There is a grief industry now. I don’t remember anything like that when I grew up because there was no need.  I also don’t remember one single shooting in a school, not even of one child. Nor do I remember any of this happening with my own children.

 

The game has changed, obviously, dramatically, irrevocably. How are we to raise a generation of kids who are anxiety-free? All right, no one is anxiety-free, but how are we supposed to take them to the mall – or the movies – or even drop them off at school without a horrible fear of chaos and screams and blood on the floor?

I could say it’s the boom in technology, and I think it’s a factor. I realize that this is a highly unpopular, even taboo and stigmatized thing to think or say, but I will say it.  No one has a conversation any more: they text, phone, “tweet” or go on Facebook, an ironic name for something with no face.  Sociologically, we just haven’t had time to catch up with this explosion, this game-changer that everyone assumes is an unalloyed good.
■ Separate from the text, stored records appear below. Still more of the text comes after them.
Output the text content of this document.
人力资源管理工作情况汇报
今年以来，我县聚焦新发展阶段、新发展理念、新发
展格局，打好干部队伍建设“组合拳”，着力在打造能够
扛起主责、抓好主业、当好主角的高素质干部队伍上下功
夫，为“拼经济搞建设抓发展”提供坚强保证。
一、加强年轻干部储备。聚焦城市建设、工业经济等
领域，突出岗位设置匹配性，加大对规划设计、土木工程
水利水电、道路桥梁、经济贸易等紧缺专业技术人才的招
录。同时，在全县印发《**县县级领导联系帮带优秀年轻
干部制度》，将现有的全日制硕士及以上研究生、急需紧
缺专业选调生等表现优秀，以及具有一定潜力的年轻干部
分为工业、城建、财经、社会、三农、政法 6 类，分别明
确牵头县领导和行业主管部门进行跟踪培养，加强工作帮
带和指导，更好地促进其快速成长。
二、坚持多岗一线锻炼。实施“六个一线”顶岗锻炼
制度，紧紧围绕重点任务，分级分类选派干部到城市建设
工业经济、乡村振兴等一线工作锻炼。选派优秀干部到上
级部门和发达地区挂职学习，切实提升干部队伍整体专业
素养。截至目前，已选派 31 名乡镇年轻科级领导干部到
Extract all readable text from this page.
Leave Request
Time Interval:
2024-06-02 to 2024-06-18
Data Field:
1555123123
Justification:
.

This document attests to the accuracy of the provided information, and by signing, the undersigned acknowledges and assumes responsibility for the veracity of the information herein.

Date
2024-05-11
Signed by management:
 Who questions technology, for God’s sake? You’ll sound like an old fuddy-duddy, a party pooper, a Luddite. You’ll sound like me.
 

 

We can’t see each other’s facial expressions any more (and Skype doesn’t count because, in my opinion, it’s theatre). It’s all “lol” and “wtf” and poorly spelled messages that don’t really mean much of anything.
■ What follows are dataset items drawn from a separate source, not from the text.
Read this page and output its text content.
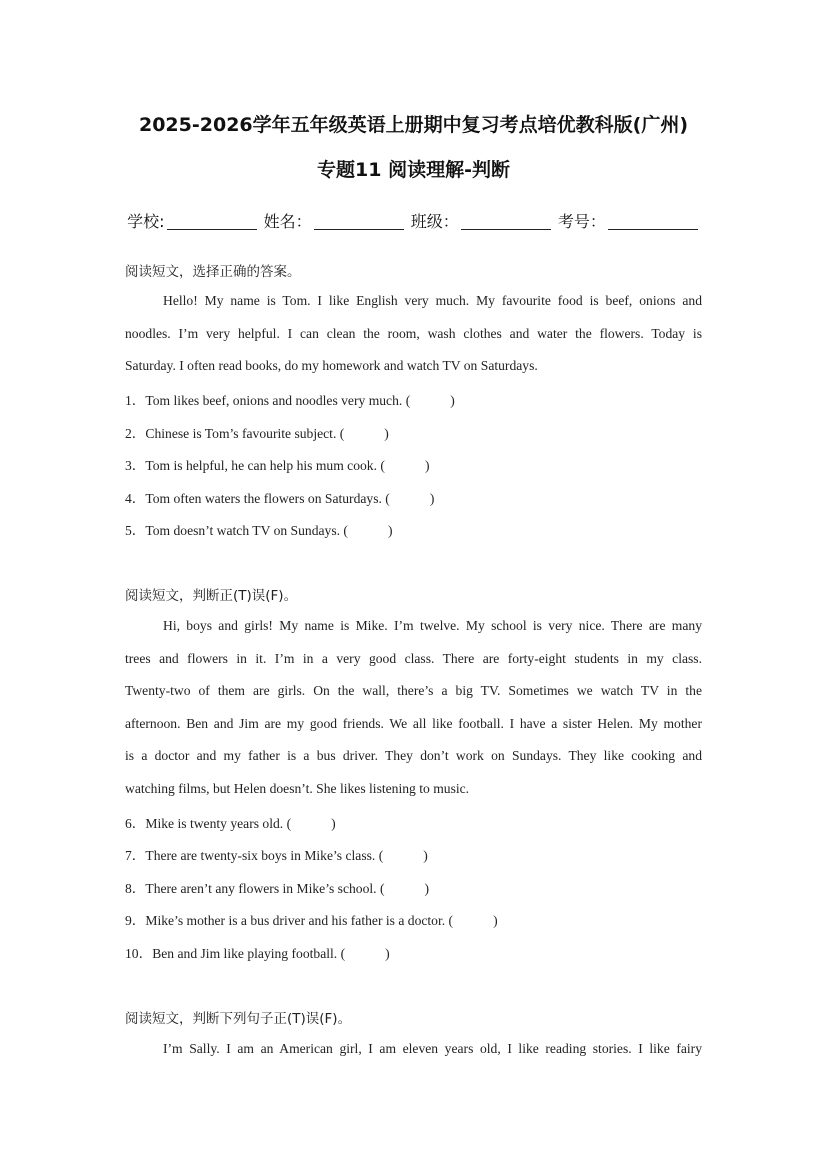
2025-2026学年五年级英语上册期中复习考点培优教科版(广州)
专题11 阅读理解-判断
学校:	姓名：	班级：	考号：
阅读短文，选择正确的答案。
Hello! My name is Tom. I like English very much. My favourite food is beef, onions and
noodles. I’m very helpful. I can clean the room, wash clothes and water the flowers. Today is
Saturday. I often read books, do my homework and watch TV on Saturdays.
1．Tom likes beef, onions and noodles very much. (	)
2．Chinese is Tom’s favourite subject. (	)
3．Tom is helpful, he can help his mum cook. (	)
4．Tom often waters the flowers on Saturdays. (	)
5．Tom doesn’t watch TV on Sundays. (	)
阅读短文，判断正(T)误(F)。
Hi, boys and girls! My name is Mike. I’m twelve. My school is very nice. There are many
trees and flowers in it. I’m in a very good class. There are forty-eight students in my class.
Twenty-two of them are girls. On the wall, there’s a big TV. Sometimes we watch TV in the
afternoon. Ben and Jim are my good friends. We all like football. I have a sister Helen. My mother
is a doctor and my father is a bus driver. They don’t work on Sundays. They like cooking and
watching films, but Helen doesn’t. She likes listening to music.
6．Mike is twenty years old. (	)
7．There are twenty-six boys in Mike’s class. (	)
8．There aren’t any flowers in Mike’s school. (	)
9．Mike’s mother is a bus driver and his father is a doctor. (	)
10．Ben and Jim like playing football. (	)
阅读短文，判断下列句子正(T)误(F)。
I’m Sally. I am an American girl, I am eleven years old, I like reading stories. I like fairy
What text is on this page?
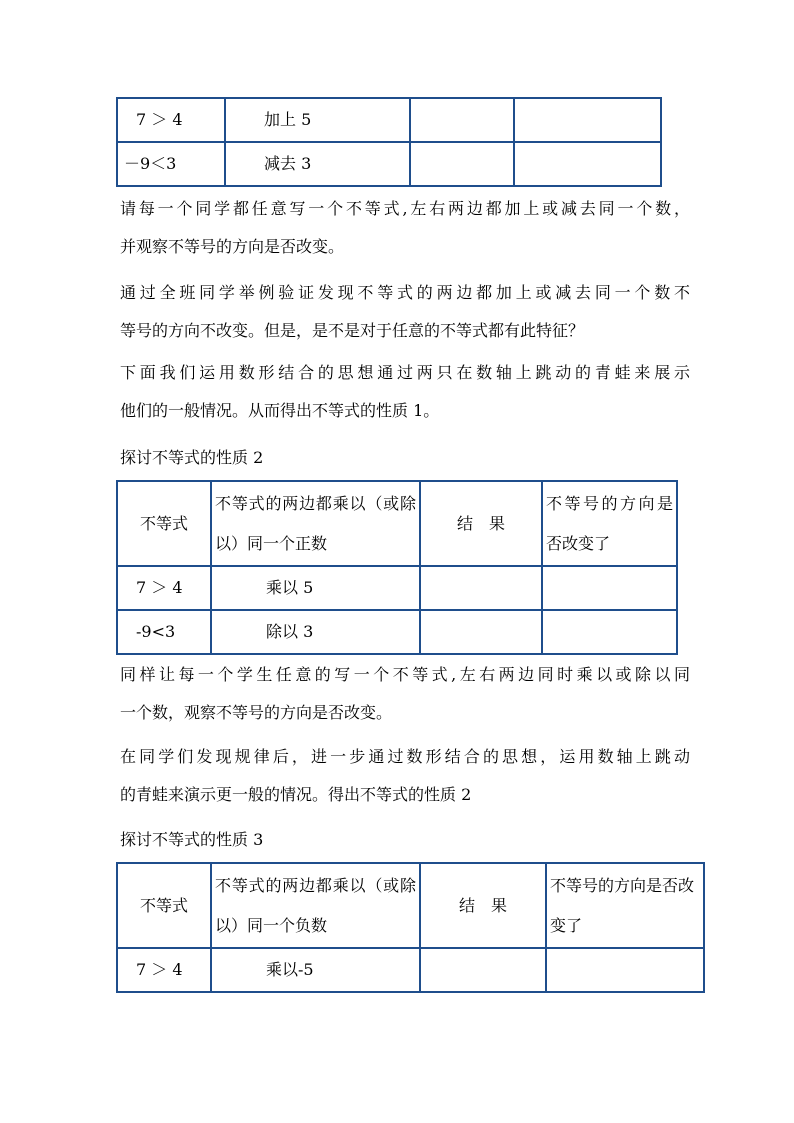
7 ＞ 4	加上 5		
－9＜3	减去 3		
请每一个同学都任意写一个不等式,左右两边都加上或减去同一个数，
并观察不等号的方向是否改变。
通过全班同学举例验证发现不等式的两边都加上或减去同一个数不
等号的方向不改变。但是，是不是对于任意的不等式都有此特征？
下面我们运用数形结合的思想通过两只在数轴上跳动的青蛙来展示
他们的一般情况。从而得出不等式的性质 1。
探讨不等式的性质 2
不等式	不等式的两边都乘以（或除以）同一个正数	结　果	不等号的方向是否改变了
7 ＞ 4	乘以 5		
-9<3	除以 3		
同样让每一个学生任意的写一个不等式,左右两边同时乘以或除以同
一个数，观察不等号的方向是否改变。
在同学们发现规律后，进一步通过数形结合的思想，运用数轴上跳动
的青蛙来演示更一般的情况。得出不等式的性质 2
探讨不等式的性质 3
不等式	不等式的两边都乘以（或除以）同一个负数	结　果	不等号的方向是否改变了
7 ＞ 4	乘以-5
I recently asked my husband in exasperation, “What do these people talk about on their Smart Phones all day?”

He looked at me. “Nothing,” he said.

Tacking away with your thumbs like some self-obsessed crustacean does not make you more human, does not help you communicate anything of importance. It only feeds your vanity and narcissism and  helps you shut off your feelings so that nothing is quite real. So when the awful time comes, you’ll think you’re in a movie, playing the role of the hunter, or – even more tragically – the hunted.

 
(This is a sidebar. In catching up with the latest news developments, I came across an article that said it has become increasingly popular for women to text while - prepare yourself - giving birth. Next they'll be reporting on the quality and intensity of their orgasms, or perhaps the success or failure of their bowel movements. Or how about blowing your nose? As with photographing the Grand Canyon but never actually looking at it, texting ensures you will never really experience anything in your life.)


 

We can’t take it all back, turn back the clock, and I’m not saying we should, but someone HAS to respond to this escalating nightmare with something that actually makes a difference. Alienation and unaddressed rage have become a huge problem in contemporary culture, leading to widespread bullying and other forms of sadism. How easy is it to bully and threaten and mock and shame vulnerable children when you’re not even in the same room with them?

But unfortunately, to kill them, you have to be there.
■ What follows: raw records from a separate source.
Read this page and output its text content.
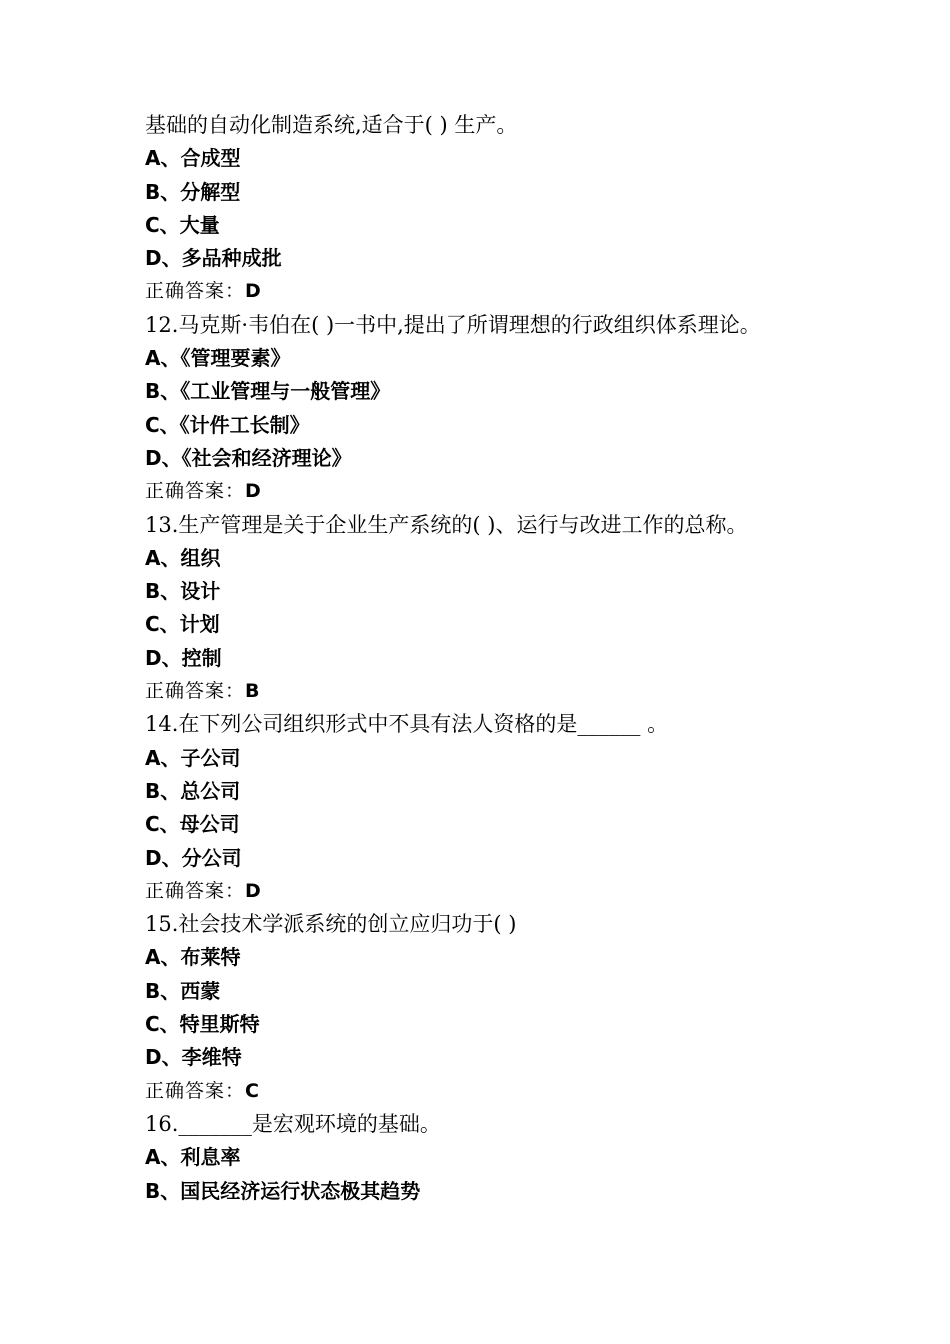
基础的自动化制造系统,适合于( ) 生产。
A、合成型
B、分解型
C、大量
D、多品种成批
正确答案：D
12.马克斯·韦伯在( )一书中,提出了所谓理想的行政组织体系理论。
A、《管理要素》
B、《工业管理与一般管理》
C、《计件工长制》
D、《社会和经济理论》
正确答案：D
13.生产管理是关于企业生产系统的( )、运行与改进工作的总称。
A、组织
B、设计
C、计划
D、控制
正确答案：B
14.在下列公司组织形式中不具有法人资格的是______ 。
A、子公司
B、总公司
C、母公司
D、分公司
正确答案：D
15.社会技术学派系统的创立应归功于( )
A、布莱特
B、西蒙
C、特里斯特
D、李维特
正确答案：C
16._______是宏观环境的基础。
A、利息率
B、国民经济运行状态极其趋势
Doesn’t anyone make any connections any more, or are they afraid they will express an opinion that’s unpopular?  Do these problems have no roots in personal alienation and the dizzying rate of social change, or is each shooter “just some nut with a gun”?


 

I think we need to go back to the very beginning and learn how to be human again. How to put down the devices and stop the madly clawing thumbs and look at each other, really look. And talk.

And figure out what’s wrong with everything now, and what’s right with it, and how to deal with things as they go faster and faster without our conscious awareness because we have all become so terrifyingly numb.